(Clearwisdom.net) Recently, many areas in China were covered in snow. The snow lasted for long periods of time and the situation was more serious in areas such as the provinces of Guizhou, Hunan and Jiangxi. This situation affected our truth-clarification work, group Fa study, and group practice. Our activities were limited by the snow.
We know that Falun Gong practitioners are not here to enjoy comfort but to assist Master in the Fa-rectification and saving sentient beings, which is the most urgent task currently. How can we be stopped by the cold weather and inconveniences caused by the weather? Looking at so many truth-clarification materials that had not been distributed, and thinking about the many sentient beings waiting to be saved, I felt very worried yet did not take any action. I was still protecting myself with a strong attachment to comfort and selfishness. I kept wanting to wait till the weather was better before doing anything. Thus I begged Master to increase my righteous thoughts and to eliminate all interferences and attachments to fear. Whatever it is, I must do what a practitioner should do. I also sent forth righteous thoughts to eliminate all the elements that interfere with sentient beings and their understanding of the facts about Falun Gong. I wanted the truth-clarification materials to be spread on a wider scale.
I took all the materials and put them in a bag, stepped outside on the wet and slippery road, and set off. If one has the sincerity and determination to save sentient beings, Master will make wonderful arrangements. I soon got used to the cold wind that pierced my bones. It was difficult to put materials on some windows and I was very worried. When distributing the materials I hoped that I could leave quickly, and this showed my attachment to fear. The ground was frozen and slippery and it was difficult to move around, so I had to proceed carefully. In my heart, I always feel this regret. We should create the environment to clarify the truth in an aboveboard manner in public and on a larger scale. But as of now, the environment in this area has yet to be rectified. Most of the time we secretly distribute truth-clarification materials to let people know the facts. Although I had these thoughts, I continued to clarify the facts and encouraged myself that as long as I follow the requirements of Master and did not give up, the bad elements would become less.
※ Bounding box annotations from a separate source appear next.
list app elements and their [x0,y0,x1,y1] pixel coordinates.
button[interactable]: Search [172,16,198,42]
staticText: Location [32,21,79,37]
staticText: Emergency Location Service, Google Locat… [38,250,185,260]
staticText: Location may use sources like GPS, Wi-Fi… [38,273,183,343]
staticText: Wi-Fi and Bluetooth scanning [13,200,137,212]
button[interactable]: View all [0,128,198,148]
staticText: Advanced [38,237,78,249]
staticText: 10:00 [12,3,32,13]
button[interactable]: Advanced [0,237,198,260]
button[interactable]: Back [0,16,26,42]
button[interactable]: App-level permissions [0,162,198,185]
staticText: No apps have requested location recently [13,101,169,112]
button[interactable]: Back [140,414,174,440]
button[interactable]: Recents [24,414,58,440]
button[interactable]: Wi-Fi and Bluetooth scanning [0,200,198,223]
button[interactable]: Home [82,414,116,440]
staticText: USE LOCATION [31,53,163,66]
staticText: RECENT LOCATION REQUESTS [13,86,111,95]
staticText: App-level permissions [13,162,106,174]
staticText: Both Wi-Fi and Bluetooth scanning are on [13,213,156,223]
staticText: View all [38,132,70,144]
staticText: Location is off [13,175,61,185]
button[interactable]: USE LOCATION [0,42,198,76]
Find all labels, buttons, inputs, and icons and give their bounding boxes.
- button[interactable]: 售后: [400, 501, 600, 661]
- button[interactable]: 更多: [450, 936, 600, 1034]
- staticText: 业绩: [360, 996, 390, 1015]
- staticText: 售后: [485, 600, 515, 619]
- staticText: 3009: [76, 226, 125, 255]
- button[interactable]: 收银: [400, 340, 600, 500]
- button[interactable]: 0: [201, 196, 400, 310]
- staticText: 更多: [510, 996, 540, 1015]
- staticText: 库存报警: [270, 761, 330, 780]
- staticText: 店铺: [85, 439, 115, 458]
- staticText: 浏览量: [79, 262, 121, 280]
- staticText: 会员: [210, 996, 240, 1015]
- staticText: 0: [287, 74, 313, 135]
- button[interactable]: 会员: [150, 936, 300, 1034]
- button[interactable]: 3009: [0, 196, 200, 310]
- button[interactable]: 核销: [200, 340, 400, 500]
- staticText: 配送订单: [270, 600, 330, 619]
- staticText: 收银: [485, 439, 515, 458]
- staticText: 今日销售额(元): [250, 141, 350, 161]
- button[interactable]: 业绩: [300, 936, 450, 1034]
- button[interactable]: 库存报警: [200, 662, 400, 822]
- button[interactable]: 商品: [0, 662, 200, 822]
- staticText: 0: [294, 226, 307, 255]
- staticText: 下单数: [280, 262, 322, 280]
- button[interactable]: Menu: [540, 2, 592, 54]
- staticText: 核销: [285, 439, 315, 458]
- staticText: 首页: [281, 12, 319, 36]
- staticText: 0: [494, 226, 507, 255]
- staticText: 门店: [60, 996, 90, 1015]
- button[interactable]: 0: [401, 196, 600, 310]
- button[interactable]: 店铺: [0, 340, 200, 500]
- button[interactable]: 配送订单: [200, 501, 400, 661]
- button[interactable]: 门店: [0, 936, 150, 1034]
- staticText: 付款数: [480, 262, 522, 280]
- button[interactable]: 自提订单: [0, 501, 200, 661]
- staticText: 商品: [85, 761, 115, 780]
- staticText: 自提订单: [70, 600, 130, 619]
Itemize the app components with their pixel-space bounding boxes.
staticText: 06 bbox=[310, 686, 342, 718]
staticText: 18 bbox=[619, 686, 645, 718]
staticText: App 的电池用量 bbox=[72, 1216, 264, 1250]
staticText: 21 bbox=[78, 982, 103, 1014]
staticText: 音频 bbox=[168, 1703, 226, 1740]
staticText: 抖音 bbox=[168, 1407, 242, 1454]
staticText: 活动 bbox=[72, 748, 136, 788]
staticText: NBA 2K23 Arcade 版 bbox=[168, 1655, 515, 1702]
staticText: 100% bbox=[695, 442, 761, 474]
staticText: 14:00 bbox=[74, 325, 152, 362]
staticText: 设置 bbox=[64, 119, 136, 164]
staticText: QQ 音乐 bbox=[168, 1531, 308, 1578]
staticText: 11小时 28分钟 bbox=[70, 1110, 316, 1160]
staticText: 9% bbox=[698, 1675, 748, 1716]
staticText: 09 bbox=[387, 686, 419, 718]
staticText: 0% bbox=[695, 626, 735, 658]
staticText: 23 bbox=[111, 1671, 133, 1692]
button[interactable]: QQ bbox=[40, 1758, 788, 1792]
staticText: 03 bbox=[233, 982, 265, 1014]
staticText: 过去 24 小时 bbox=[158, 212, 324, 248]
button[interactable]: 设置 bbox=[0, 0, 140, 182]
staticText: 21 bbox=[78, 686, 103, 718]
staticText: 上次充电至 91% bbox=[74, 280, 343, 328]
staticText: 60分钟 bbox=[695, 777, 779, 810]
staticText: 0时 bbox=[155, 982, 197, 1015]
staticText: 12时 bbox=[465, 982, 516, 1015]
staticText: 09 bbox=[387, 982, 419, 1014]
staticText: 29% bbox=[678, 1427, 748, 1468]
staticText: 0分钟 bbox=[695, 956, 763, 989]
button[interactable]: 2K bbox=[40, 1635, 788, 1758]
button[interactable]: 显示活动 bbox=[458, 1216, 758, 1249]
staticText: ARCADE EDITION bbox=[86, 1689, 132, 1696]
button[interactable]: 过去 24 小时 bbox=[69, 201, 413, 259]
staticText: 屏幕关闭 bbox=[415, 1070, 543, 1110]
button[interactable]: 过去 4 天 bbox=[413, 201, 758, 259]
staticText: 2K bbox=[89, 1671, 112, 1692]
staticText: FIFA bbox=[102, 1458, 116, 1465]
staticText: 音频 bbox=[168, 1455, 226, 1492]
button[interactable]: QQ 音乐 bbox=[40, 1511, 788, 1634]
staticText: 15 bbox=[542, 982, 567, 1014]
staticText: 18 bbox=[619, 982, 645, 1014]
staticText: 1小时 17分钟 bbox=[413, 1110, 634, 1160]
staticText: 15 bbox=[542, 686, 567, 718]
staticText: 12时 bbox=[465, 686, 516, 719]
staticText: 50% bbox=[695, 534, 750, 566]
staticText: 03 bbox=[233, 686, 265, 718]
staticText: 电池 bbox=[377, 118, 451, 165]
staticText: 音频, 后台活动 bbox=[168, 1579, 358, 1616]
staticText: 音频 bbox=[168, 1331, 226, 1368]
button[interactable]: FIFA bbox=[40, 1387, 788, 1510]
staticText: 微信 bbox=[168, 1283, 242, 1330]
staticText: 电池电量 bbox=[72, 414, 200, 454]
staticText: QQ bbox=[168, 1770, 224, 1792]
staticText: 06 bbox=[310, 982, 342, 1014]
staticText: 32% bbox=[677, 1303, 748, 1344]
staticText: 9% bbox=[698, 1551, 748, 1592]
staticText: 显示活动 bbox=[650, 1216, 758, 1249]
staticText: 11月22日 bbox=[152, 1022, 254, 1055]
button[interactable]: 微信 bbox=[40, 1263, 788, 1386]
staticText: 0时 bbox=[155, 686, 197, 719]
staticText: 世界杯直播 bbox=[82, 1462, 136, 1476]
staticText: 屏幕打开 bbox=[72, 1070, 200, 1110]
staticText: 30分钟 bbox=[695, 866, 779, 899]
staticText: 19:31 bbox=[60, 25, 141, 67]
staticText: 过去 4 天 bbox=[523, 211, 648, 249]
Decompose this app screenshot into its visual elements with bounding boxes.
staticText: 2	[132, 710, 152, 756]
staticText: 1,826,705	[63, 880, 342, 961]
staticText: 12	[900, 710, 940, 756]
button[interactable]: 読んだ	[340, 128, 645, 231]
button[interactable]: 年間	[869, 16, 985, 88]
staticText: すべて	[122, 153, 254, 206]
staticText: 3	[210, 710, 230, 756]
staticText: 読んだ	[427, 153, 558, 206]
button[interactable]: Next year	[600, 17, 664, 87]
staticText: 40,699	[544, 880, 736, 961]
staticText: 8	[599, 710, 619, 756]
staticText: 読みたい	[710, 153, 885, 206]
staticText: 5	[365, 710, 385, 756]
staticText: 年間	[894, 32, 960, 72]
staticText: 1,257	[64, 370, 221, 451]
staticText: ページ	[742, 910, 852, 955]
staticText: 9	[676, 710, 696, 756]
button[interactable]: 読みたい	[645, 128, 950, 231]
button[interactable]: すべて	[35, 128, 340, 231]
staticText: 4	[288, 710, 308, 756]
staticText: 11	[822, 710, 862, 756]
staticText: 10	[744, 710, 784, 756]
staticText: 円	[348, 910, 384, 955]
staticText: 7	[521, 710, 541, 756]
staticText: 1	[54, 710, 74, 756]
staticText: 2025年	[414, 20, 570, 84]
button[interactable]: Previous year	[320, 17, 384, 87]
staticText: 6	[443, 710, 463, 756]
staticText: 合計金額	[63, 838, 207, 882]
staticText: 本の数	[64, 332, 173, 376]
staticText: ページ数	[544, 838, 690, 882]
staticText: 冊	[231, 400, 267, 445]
I walked around in this small city and people continued to walk past me. I kept on walking and distributing. I tried my best to give people truth-clarification material in a timely manner. I soon was able to distribute all the materials in my bag and felt that Master was encouraging and helping me. I had never been that efficient before and sometimes felt down and thought that perhaps it is because I did not do well. Perhaps someone was trying to remind me that the material was not placed properly and that each and every piece of material is very precious. Perhaps my heart was still not pure and I was thinking about completing a task.
When I returned home, I suddenly realized that I still placed too much emphasis on myself. I was still very attached to things in this world and thus for a long time let my pessimism, procrastination, and even bad weather become excuses for not being diligent. This hindered my progress, and I thought perhaps fellow practitioners also had notions and situations similar to mine. Therefore, I wrote down my understanding to encourage all of us not to allow anything, including the attachment to comfort, hinder our progress and prevent us from being diligent. What we must do, we definitely need to do better, and we need to have higher expectations of ourselves.